Freie Presse - Online, 12.06.2002
Das Ende der Parlaments-Expedition Paunsdorf
Milbradt im Zeugenstand: „Sie wärmen ein altes Gericht auf“ - Hahn: „Verantwortungslosigkeit“
DRESDEN. Für soviel Fleiß bei Aktenstudium und Energie bei Zeugenbefragungen durfte Andre Hahn noch einmal einen starken Spruch über die Fax-Geräte loslassen: Als „Gipfel der organisierten Verantwortungslosigkeit“ geißelte der PDS-Obmann im Paunsdorf-Untersuchungsausschuss seine Bewertung, dass es für „die größte derartige Investition in Sachsen entweder keine Genehmigung gab oder diese per Telefon erteilt wurde.“ Auch für Hahn dürfte der gestrige Auftritt von Ministerpräsident Georg Milbradt den Schlusspunkt unter die bisherige Vernehmungsserie gesetzt haben.
Hoffnungen, Milbradt mit Aussagen seines Vorgängers, der damalige Finanzminister habe die Mietverträge verhandelt bzw. zu verantworten, aus der Reserve zu locken, erfüllten sich für die Opposition ebenso wenig wie der Versuch, den Regierungschef mit Fragen nach steuerlichen Vorteilen des Paunsdorf-Investors Heinz Barth zu kompromittieren. „Dem Freistaat ist kein Schaden entstanden“, wiederholte Milbradt standhaft, räumte aber ein, bei der Anmietung der Immobilie „kein Schnäppchen“ gemacht zu haben.

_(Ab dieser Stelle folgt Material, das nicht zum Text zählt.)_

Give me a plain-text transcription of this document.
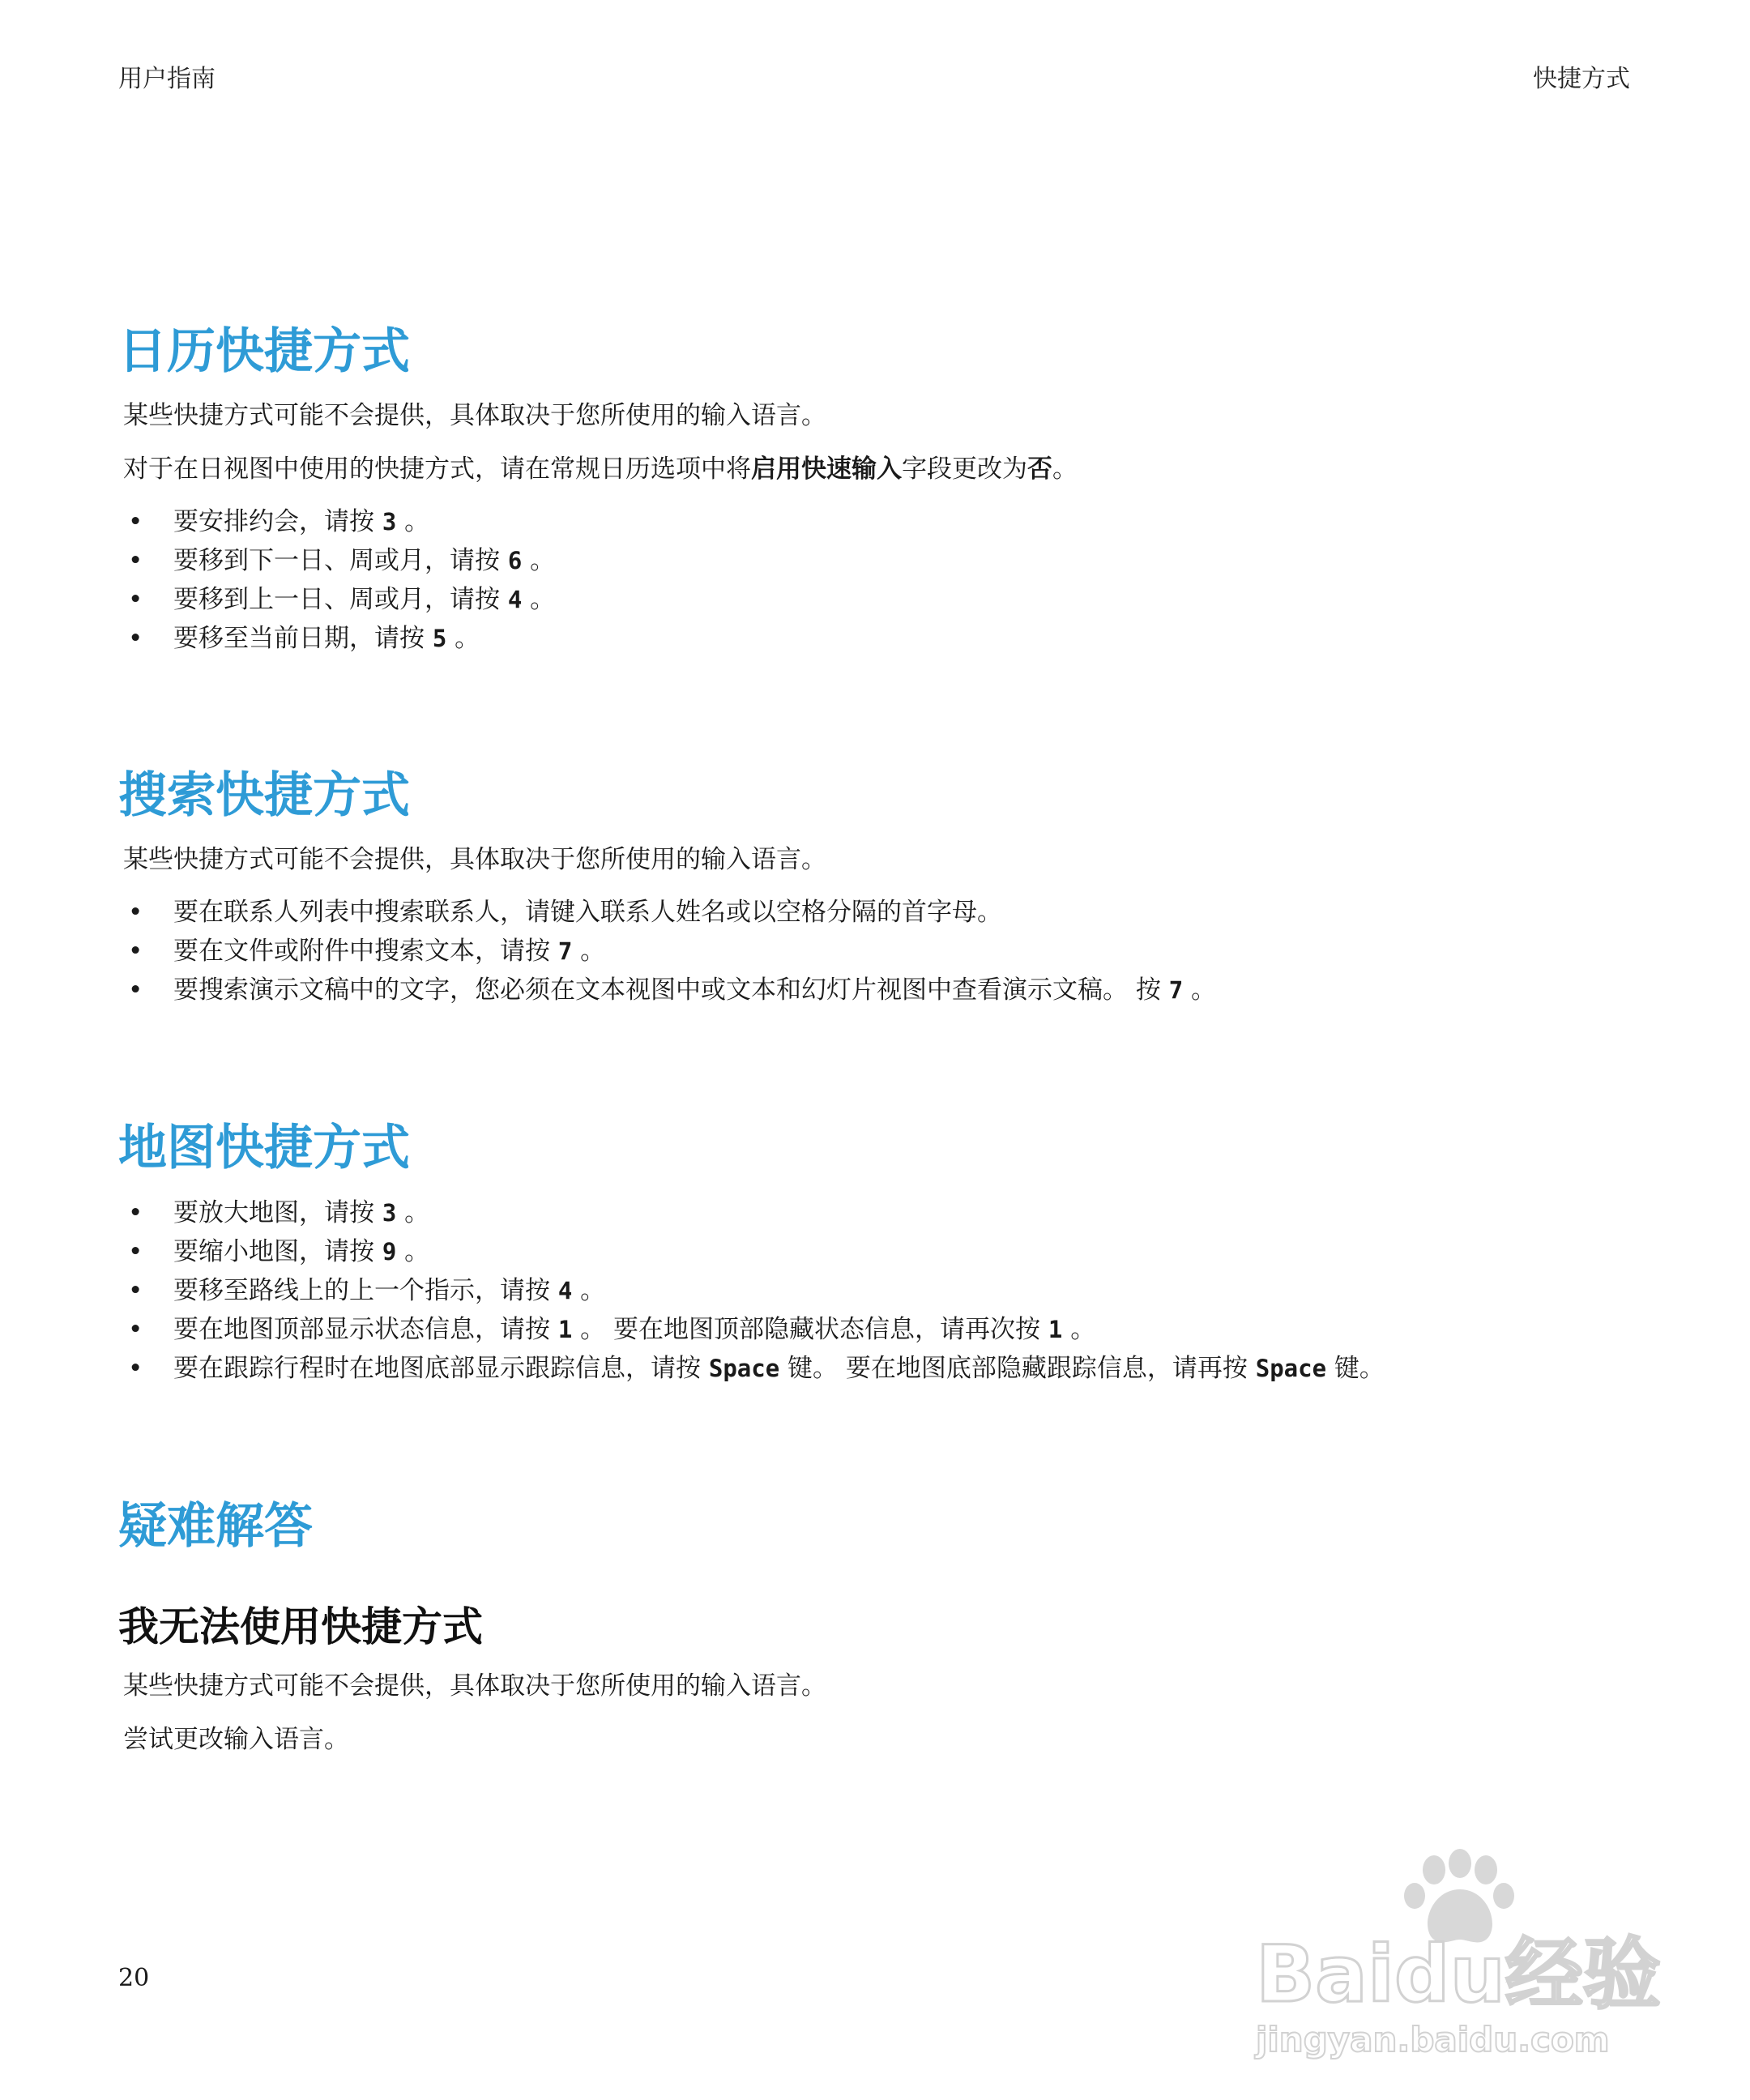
用户指南	快捷方式
日历快捷方式

某些快捷方式可能不会提供，具体取决于您所使用的输入语言。

对于在日视图中使用的快捷方式，请在常规日历选项中将启用快速输入字段更改为否。

• 要安排约会，请按 3 。
• 要移到下一日、周或月，请按 6 。
• 要移到上一日、周或月，请按 4 。
• 要移至当前日期，请按 5 。
搜索快捷方式

某些快捷方式可能不会提供，具体取决于您所使用的输入语言。

• 要在联系人列表中搜索联系人，请键入联系人姓名或以空格分隔的首字母。
• 要在文件或附件中搜索文本，请按 7 。
• 要搜索演示文稿中的文字，您必须在文本视图中或文本和幻灯片视图中查看演示文稿。 按 7 。
地图快捷方式
• 要放大地图，请按 3 。
• 要缩小地图，请按 9 。
• 要移至路线上的上一个指示，请按 4 。
• 要在地图顶部显示状态信息，请按 1 。 要在地图顶部隐藏状态信息，请再次按 1 。
• 要在跟踪行程时在地图底部显示跟踪信息，请按 Space 键。 要在地图底部隐藏跟踪信息，请再按 Space 键。
疑难解答
我无法使用快捷方式

某些快捷方式可能不会提供，具体取决于您所使用的输入语言。

尝试更改输入语言。

20	Baidu经验
jingyan.baidu.com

Kritisierte Vertragslaufzeiten von 25 Jahren und Quadratmeter-Preise von 23,57 Mark relativierte Milbradt mit dem Hinweis auf eine Rückkauf-Option der Immobilie nach zehn Jahren. „Meine Prognose war richtig“, korrigierte er forsch die frühere Warnung des Liegenschaftsamtes, das keinen Bedarf für den Behördenbau gesehen hatte. In Paunsdorf gebe es keinen Leerstand. „Wir wollten das ganze Objekt und keine Fremdmieter haben.“
Fragen von Hahn, nach Sinn und Kosten des Behördenumzugs, nervten den Ministerpräsidenten zunehmend. „Sie wärmen immer wieder das selbe Gericht auf, und jedes Mal schmeckt es weniger gut.“ Vorwürfe, dass zu hohe Flächenanmietung und daraus resultierender Leerstand Zusatzkosten von 1,3 Millionen Mark jährlich verursacht hätten, federte Milbradt geschickt ab. „Wenn ich die Zukunft gekannt hätte, hätte ich den Vertrag nicht abgeschlossen.“
Weniger gelassen reagierte er, als ihn Hahn auf seine Dienstaufsicht für die Finanzämter ansprach. Wenn der PDS-Abgeordnete Informationen über ein steuerliches Vergehen von Investor Barth habe, solle er die zuständigen Behörden informieren. „Was Sie hier machen, ist eine Angelexpedition“, warf er Hahn vor, politisch im Trüben zu fischen. Wenig erhellend auch
Karl Nolle (SPD). Politisch sei es „nicht in Ordnung zu sagen, es ist kein Schaden entstanden“. Denn der ehemalige Ministerpräsident Biedenkopf hatte einen finanziellen Schaden eingeräumt.